Ich war 16, und schlimmer hätte es nicht kommen können. Eben hatte ich an einem Gymnasium angefangen, das im Nachbarort lag, einem «ausgedehnten Haufendorf mit städtischem Gepräge», das zwei Jahre später dagegen stimmen sollte, zur Stadt zu werden. Der Ort war Durchschnitt, ein Non-lieu für Pragmatiker und Pendler. Und genauso fühlte sich auch die dortige Kantonsschule an. Um es dorthin zu schaffen, hatte ich mich im Frühjahr Tag für Tag stundenlang mit meinen Mathematikbüchern ins Badezimmer zum Lernen eingeschlossen.
Ich hatte nämlich Angst, dass mein Notenschnitt nicht für den Übertritt reichen würde. Erst recht, weil er bisher niemandem in meiner Familie gelungen war. Für mich war das Gymnasium die einzige Möglichkeit. In der sogenannt echten Welt würde ich keinen Tag bestehen, da war ich mir sicher. Dazu war ich zu ungeschickt, zu awkward und zu verträumt. Das Einzige, was ich konnte, war Bücher lesen und Videospiele spielen. Als ich Anfang Sommer erfuhr, dass meine Noten knapp reichten, kam es mir vor, als beginne nun mein Leben.
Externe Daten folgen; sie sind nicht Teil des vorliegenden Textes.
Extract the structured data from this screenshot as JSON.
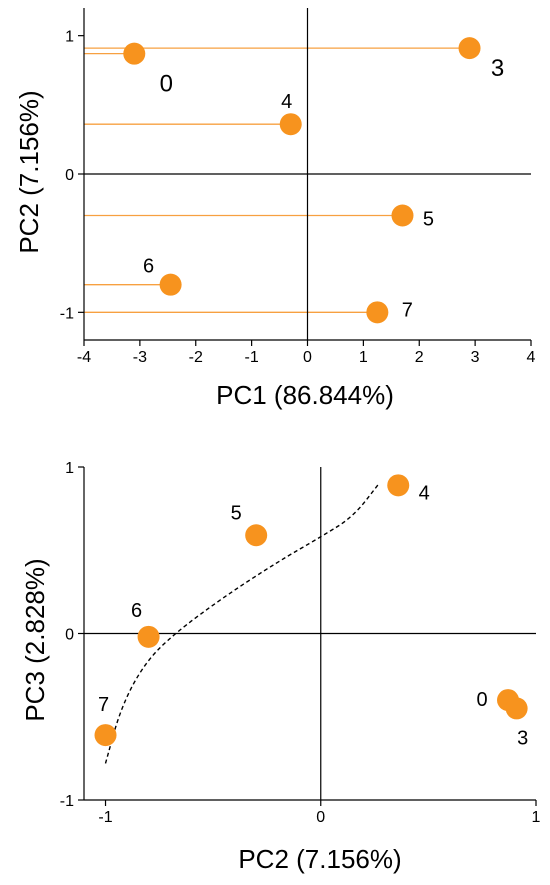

Ich würde die Klassiker der Literaturgeschichte lesen und über Philosophie debattieren. Vor allem aber würde ich mich unsterblich verlieben, neue Freundschaften schliessen, kurz: weit glücklicher werden, als ich es bis anhin gewesen war. Jedem Anfang wohnt ein Zauber inne und so weiter. Doch bereits nach wenigen Tagen in der neuen Klasse merkte ich, dass alle anderen sich entweder von einer vorherigen Schule oder aus dem Turn-, Volleyball- oder Guggenmusikverein kannten und sofort die Reihen schlossen.
Die Cliquen standen schon fest, ehe die erste Unterrichtsstunde begonnen hatte. Für mich gab es nirgends einen Platz. Als hätte ich bei der «Reise nach Jerusalem» verloren. Zu allem Überfluss war auch noch mein bester Freund seiner Kochlehre wegen in eine Bettenburg in den Bergen gezogen. Ich fühlte mich unsichtbar und stumpf. Wenn ich auf meinem Stuhl zwischen den anderen sass, kam ich mir vor wie ein roher Fleischklumpen. In den Pausen versteckte ich mich auf der Toilette und wehrte ab, als mich unser Klassenlehrer fragte, ob es mir nicht gut gehe.
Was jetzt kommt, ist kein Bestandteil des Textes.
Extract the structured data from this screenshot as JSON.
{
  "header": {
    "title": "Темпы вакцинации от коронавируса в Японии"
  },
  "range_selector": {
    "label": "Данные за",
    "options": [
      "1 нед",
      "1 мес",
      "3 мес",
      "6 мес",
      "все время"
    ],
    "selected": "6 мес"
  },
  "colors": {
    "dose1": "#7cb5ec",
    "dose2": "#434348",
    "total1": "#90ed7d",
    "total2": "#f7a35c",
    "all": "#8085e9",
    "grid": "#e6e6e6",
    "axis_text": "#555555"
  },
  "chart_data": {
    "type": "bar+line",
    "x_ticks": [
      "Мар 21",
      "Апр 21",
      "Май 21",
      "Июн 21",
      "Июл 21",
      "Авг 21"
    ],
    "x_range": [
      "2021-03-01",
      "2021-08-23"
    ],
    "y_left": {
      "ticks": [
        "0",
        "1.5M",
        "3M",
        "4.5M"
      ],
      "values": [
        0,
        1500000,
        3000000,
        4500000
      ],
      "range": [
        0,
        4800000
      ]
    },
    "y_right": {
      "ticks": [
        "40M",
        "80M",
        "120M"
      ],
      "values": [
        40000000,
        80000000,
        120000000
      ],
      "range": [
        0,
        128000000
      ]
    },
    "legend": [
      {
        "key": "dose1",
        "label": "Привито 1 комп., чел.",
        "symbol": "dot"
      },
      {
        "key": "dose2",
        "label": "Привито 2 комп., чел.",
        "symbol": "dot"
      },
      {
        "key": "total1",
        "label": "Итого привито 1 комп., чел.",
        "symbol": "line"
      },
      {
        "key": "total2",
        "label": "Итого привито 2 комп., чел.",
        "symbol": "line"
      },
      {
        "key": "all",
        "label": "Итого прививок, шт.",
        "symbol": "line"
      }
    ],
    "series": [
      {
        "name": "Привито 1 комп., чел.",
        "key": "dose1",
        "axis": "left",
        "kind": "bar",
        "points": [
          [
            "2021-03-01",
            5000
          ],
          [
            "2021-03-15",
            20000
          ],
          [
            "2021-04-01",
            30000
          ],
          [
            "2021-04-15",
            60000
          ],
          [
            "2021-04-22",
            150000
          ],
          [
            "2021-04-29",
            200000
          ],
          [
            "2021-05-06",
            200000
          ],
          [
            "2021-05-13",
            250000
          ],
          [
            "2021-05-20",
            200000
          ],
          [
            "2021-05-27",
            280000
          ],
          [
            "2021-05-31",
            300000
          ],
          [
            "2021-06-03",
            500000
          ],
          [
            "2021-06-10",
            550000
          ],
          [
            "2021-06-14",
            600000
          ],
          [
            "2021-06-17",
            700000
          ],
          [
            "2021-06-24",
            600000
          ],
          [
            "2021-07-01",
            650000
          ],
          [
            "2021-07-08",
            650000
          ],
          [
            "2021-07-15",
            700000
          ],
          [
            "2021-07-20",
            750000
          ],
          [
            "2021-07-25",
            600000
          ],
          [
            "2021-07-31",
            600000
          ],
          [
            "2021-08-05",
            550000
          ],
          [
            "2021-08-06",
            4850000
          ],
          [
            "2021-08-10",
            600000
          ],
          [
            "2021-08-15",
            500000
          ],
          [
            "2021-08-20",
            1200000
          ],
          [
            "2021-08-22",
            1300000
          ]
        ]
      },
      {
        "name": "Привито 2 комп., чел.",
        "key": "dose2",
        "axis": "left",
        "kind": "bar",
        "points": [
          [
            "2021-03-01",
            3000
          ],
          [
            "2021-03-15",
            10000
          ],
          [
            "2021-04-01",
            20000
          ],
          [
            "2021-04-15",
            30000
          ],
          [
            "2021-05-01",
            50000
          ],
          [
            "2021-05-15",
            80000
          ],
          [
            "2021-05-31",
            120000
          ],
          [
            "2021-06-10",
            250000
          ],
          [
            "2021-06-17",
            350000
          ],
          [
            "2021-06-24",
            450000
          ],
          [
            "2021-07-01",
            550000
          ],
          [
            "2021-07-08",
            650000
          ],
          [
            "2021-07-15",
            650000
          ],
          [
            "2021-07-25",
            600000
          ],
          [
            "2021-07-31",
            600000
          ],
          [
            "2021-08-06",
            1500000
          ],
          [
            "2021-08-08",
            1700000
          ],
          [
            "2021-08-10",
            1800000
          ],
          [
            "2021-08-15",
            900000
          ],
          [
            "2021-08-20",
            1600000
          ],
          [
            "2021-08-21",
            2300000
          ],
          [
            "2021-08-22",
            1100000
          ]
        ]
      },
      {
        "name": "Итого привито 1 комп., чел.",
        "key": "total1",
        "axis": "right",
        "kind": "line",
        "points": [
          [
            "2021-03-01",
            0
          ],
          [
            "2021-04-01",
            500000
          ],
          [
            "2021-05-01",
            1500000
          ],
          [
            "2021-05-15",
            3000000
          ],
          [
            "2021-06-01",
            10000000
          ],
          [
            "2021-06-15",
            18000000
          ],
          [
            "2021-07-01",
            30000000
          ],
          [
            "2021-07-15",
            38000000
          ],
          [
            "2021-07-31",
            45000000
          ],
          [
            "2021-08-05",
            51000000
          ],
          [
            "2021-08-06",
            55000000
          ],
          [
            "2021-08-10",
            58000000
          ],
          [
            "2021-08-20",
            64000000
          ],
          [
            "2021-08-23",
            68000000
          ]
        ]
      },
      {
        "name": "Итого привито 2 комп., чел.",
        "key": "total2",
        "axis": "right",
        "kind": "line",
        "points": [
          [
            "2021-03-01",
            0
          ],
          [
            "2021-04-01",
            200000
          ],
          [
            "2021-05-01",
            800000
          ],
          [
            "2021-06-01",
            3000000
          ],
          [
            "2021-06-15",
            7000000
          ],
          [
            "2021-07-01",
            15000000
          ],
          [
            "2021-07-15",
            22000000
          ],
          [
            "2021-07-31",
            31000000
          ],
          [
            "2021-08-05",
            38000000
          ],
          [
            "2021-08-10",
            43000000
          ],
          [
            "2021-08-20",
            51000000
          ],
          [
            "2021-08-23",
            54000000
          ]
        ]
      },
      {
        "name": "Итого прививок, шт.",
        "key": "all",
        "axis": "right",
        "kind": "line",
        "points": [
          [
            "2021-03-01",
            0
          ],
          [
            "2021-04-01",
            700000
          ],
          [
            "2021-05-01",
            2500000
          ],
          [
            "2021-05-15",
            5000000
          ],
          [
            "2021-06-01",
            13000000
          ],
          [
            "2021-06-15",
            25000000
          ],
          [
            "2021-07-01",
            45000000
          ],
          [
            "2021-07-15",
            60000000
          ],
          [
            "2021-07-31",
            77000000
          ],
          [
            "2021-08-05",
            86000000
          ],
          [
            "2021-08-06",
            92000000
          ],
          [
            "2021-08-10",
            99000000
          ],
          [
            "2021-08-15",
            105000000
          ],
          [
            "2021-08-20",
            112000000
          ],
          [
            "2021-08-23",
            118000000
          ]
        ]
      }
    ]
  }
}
Doch zum Glück gab es das Internet, und zum Glück gab es Judith. Wir hatten uns noch kein einziges Mal getroffen, da sie in Lübeck lebte. Aber wir chatteten seit Jahren fast jeden Tag und wussten alles übereinander. Kennengelernt hatten wir uns in einem Forum mit schon damals veraltetem Webdesign, das zu Beginn des neuen Jahrtausends für Fans des deutschen Fantasyautors Walter Moers gegründet worden war. Wenn ich nach Hause kam, schaltete ich als erstes den Computer ein und schaute nach, ob mir Judith auf dem Messenger ICQ geschrieben hatte.
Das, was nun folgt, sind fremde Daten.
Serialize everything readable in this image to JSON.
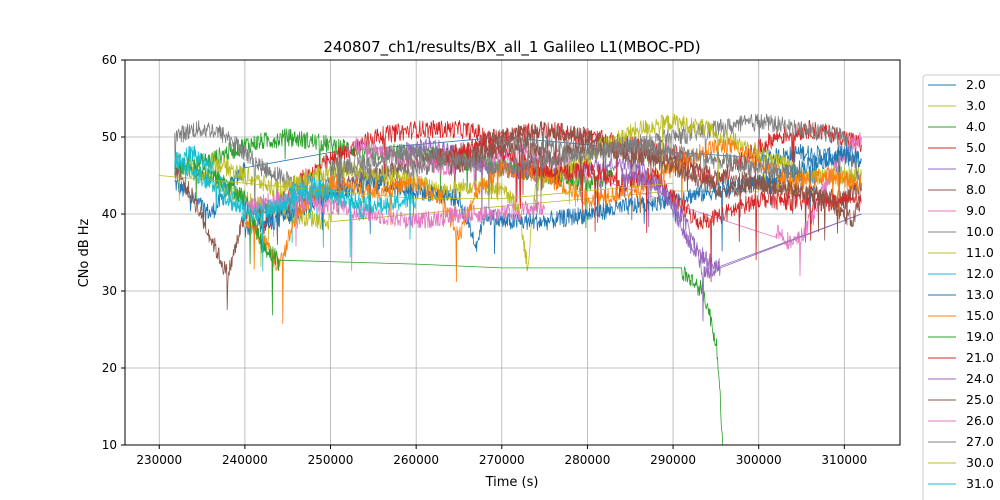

Zwar waren es bloss einige Zeichen, trotzdem tat mein Herz jedes Mal einen Sprung, wenn ich eine Nachricht von ihr sah. Es dauerte Monate, bis sie mir ein Foto von sich schickte, und als sie mir einmal eine mit einem Mikrofon aufgezeichnete Proto-Sprachnachricht schickte, bewahrte ich diese auf wie einen Schatz.
Oftmals waren wir beide zeitgleich online, weil es damals, tief in den Nullerjahren, nicht viel anderes gab, was man tun konnte, und ich schrieb mit ihr, während ich dazu Musik von Lacuna Coil, Within Temptation oder Nightwish hörte, die ich über Lime Wire heruntergeladen hatte. Wir tauschten uns über alles aus: unsere Ängste und Sehnsüchte, unsere Einsamkeit, die Dummheit der Erwachsenen und Konflikte mit Eltern und Lehrpersonen. Leider habe ich unsere Chatverläufe nie gespeichert.
Heute würde ich vieles dafür geben, sie nochmals lesen zu können. Immerhin habe ich die Briefe noch, die ich manchmal von Judith erhielt. Wenn nach der Schule ein Kuvert mit ihrer gradlinigen Schrift auf meinem Schreibtisch lag, tat mir meine Isolation noch weniger weh. Judith war die wichtigste Person aus diesem Forum, aber sie war nicht die Einzige, mit der ich regelmässig schrieb.
Da gab es auch noch Lena aus einem Münchner Vorort, die den Fantasyroman lektorierte, den ich damals schrieb, und die mir von ihren Erlebnissen in der Kink-Szene erzählte, in der sie sich bewegte, oder Nathalie aus Dortmund, mit der ich unbeholfen flirtete, ohne je zu erfahren, wie sie aussah. Heute glaube ich: Diese Online-Community hat mich gerettet. Sie zeigte mir, dass es weit mehr gab als das Umfeld, in das ich zufällig hineingeboren worden war, und dass die Welt voller Leute war, die ähnlich dachten und fühlten wie ich selbst.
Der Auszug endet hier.